Despite the widely publicized success in Lazoor, there is a general consensus that the Hable River program still lacks an overarching “sustainability vision.” This failure to develop a common purpose and agenda among community-led projects across the region has limited the program’s impact. It is also jeopardizing the original objective: to produce a workable blueprint for sustainable land and water management applicable across rural Iran.
According to Hossein Jafari at UNDP in Tehran, “the elements of a national model for rural land and water management are in place, but we have been unable to fit [them] together” (Jafari 2003).
As a result, UNDP ended its involvement in the first phase of the project in 2002, with two thirds of the $1.2 million dollar budget still unspent. “There had been very good activities in the field producing very good results,” says Mr. Jafari. “Trials in ten more villages would not have produced any added value. Our key objective now is to produce a national model based on the successes of Lazoor and other areas” (Jafari 2003).
To this end, senior UNDP and FAO officials met with key government officials in January 2003. Agreement was reached for the two UN agencies to prepare the program’s second phase with government support. Work on producing a river basin-wide model for sustainable resource management, replicable across the country, is due to start during 2003. A participatory monitoring and evaluation system will also be established.
Whether such a regional blueprint will be able to generate a revolution in sustainable natural resource management across Iran will depend on many factors, not least the willingness of various government ministries to embrace decentralization initiatives and coordinate effectively (Jafari 2003).
Clearly, the early years of Iran’s transition from bureaucratic, centralized control of natural resources to an environment where people play a leading role in preserving their own natural surroundings have not been entirely smooth or easy. There is a long way to go before partial decentralization of power over natural resources becomes full-fledged environmental democracy, with communities genuinely in charge of decision-making, program management, and budgets. Or before Lazoor and other Hable River communities become workable models for the whole of rural Iran.

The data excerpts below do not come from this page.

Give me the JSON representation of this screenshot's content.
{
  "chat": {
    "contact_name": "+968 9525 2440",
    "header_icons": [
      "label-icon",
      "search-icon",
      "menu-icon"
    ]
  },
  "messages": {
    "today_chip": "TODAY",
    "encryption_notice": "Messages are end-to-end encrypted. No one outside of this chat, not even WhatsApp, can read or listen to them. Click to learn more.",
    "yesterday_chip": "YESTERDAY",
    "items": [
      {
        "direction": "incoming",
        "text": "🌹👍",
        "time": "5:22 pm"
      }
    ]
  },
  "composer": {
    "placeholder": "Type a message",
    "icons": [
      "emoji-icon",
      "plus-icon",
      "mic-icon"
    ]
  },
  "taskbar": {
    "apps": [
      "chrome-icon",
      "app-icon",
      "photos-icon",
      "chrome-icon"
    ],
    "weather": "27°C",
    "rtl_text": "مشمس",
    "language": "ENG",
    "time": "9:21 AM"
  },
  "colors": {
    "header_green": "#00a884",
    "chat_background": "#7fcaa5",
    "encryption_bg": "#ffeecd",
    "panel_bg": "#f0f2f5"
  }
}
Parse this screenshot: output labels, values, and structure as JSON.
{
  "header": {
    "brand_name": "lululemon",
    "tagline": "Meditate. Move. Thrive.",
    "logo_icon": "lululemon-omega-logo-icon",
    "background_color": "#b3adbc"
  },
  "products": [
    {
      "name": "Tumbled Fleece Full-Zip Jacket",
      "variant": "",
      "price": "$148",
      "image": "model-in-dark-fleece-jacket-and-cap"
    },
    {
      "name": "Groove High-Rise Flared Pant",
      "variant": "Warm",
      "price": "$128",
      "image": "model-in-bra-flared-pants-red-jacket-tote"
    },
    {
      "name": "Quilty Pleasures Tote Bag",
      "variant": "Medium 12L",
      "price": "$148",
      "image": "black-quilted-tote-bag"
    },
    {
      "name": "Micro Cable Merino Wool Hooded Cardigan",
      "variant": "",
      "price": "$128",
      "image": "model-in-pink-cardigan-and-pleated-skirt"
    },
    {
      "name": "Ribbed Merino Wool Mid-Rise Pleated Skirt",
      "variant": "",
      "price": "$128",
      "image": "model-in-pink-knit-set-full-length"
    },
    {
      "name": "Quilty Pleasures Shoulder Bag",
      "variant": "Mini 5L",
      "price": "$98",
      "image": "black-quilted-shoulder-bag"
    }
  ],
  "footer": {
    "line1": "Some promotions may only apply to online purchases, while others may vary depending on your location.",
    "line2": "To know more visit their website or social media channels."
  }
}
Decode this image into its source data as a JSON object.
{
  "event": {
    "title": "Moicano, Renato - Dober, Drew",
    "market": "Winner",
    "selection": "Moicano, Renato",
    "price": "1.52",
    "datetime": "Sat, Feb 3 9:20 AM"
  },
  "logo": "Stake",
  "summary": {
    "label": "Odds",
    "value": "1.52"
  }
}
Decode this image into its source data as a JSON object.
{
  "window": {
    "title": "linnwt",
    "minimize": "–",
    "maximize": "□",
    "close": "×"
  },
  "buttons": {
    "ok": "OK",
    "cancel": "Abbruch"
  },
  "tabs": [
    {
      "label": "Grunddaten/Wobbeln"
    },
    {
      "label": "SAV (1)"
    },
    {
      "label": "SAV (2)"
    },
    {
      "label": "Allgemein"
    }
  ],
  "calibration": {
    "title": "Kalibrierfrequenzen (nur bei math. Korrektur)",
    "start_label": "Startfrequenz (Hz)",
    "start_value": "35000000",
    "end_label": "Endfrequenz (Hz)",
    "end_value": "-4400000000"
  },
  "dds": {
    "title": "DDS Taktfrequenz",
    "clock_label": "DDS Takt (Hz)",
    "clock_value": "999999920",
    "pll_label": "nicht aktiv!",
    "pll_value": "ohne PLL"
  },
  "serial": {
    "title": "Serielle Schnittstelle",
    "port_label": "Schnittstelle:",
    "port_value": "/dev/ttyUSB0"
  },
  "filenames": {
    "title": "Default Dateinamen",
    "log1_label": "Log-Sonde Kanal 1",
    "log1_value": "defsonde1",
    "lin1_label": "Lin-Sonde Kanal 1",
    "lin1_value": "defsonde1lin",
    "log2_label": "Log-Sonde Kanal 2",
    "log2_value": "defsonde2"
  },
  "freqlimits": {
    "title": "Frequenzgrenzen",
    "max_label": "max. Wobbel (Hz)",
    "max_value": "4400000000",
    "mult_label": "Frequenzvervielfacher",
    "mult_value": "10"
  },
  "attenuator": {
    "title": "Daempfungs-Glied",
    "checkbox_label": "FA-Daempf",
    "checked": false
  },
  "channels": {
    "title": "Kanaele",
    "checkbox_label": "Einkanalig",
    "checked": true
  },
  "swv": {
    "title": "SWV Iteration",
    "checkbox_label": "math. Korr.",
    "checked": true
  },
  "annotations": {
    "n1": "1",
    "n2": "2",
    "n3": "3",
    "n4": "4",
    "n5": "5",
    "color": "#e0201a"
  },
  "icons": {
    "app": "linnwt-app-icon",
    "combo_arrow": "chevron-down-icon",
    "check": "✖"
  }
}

Nevertheless, although the trend in Iran so far is toward granting limited powers and resources to local people, the results have been positive, delivering ecological benefits and improving dialogue between government and civil society.
“If the right lessons are learned from Lazoor and other successful areas,” suggests Malcolm Douglas, “and they spread the effort across the whole region and go in with less of a technical fix, then there could be a major beneficial ecological impact” (Douglas 2002).